My friend says that all prayer should begin with praise and gratitude for my lord, Jesus Christ. Then if there is time left, I should pray for others, and if there is still more time left, I can pray for myself. It's important to note that prayers for myself are last in line since they are not important -- because God already knows what I need.

I am touched by knowing that God is in charge. Everything is in his control and the more I try to control it, the more he must stand back. To have a life free of anxiety and worry, I have to let go of the steering wheel and let the Lord guide. It's so hard because I'm scared to let go, afraid of where it will take me. But my friend said that it's just like a horse in a blizzard. If you just let go of the reigns, no matter how lost you are, the horse will lead you back home.

I'm letting go of the reigns.
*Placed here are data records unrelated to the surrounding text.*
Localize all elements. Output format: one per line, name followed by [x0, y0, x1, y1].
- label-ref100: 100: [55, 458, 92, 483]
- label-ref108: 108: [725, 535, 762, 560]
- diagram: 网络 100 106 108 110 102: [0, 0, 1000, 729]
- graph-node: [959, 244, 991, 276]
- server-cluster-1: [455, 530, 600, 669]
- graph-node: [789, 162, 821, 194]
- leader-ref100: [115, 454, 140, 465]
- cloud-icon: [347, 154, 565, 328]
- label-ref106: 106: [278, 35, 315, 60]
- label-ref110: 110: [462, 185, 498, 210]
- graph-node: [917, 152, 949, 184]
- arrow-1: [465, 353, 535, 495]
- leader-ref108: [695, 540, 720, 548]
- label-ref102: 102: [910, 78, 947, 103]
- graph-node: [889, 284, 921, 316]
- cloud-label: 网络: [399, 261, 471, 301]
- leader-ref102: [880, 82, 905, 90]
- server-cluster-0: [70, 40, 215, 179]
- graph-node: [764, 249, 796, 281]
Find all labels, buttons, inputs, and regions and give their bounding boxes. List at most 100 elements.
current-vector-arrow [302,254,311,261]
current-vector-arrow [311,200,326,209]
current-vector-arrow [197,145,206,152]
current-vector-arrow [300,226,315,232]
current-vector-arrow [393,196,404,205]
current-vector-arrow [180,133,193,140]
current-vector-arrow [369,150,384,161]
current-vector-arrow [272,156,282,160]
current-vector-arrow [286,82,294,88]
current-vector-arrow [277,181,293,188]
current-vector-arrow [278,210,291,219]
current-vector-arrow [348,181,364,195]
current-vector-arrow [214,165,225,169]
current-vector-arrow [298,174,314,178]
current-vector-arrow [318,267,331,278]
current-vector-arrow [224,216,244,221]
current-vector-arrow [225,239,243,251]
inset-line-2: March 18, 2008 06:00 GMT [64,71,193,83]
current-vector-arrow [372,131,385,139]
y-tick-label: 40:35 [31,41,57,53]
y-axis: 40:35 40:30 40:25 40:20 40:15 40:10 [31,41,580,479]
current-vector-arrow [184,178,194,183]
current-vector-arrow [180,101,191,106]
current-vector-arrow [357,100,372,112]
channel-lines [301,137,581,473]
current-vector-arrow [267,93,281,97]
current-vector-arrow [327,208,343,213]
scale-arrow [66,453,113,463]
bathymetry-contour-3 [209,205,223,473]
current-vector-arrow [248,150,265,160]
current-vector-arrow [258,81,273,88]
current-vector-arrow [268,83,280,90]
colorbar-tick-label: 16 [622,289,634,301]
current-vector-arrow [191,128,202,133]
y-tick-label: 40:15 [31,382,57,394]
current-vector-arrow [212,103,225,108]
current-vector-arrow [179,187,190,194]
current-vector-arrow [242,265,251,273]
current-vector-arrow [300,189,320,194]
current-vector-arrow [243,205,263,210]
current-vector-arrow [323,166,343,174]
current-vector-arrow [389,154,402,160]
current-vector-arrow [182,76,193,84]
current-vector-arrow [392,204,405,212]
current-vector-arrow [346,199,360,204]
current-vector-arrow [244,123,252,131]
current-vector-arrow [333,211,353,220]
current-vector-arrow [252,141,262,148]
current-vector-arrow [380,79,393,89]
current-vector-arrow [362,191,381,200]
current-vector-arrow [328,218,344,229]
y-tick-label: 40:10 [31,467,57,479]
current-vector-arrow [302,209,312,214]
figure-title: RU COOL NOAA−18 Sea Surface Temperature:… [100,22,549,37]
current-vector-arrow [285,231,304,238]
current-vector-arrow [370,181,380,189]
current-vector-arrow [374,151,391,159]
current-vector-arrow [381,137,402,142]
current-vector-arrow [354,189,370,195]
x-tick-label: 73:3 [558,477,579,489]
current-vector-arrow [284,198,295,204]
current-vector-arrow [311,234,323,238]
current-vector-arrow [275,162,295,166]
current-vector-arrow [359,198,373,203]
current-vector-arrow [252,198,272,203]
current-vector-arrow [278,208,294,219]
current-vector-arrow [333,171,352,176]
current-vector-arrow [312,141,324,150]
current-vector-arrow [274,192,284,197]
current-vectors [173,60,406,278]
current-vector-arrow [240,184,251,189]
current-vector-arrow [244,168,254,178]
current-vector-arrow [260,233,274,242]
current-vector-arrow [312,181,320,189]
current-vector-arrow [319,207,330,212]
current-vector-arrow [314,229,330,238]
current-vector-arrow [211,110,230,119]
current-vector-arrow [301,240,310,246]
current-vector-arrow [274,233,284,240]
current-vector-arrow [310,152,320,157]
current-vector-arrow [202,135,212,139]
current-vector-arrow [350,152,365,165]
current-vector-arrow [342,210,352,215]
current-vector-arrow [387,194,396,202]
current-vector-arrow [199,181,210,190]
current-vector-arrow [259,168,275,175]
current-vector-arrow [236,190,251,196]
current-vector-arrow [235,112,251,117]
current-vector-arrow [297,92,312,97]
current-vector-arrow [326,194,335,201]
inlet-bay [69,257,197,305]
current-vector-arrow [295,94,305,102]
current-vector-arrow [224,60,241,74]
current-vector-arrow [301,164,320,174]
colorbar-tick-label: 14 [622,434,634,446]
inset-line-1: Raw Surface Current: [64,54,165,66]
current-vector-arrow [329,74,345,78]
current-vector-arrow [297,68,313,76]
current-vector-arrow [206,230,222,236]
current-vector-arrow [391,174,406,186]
I want to know where God will lead -- I want to find HOME.

Time for Change

I need to break free from the way I grew up and look for the good in things. It's clear that I am perpetuating my family views on life and it's simply not acceptable. They are poverty minded and limited in their thinking on so many levels. If my kids have any chance of breaking free from that oppression and insecurity I need to change so they have an example to follow. And, I want to. I really want to. I deserve to be happy, and to do that I need to look for the blessings not the problems. With the help of a couple good, spiritually awake friends I intend to overcome this old life and be new...joyful and happy. Not only that, but I need to treat my body with respect and lose this weight that bogs me down and get in shape. I can't stand seeing my body in the mirror, so why not change that too while I'm working on the rest? It's time and I'm ready.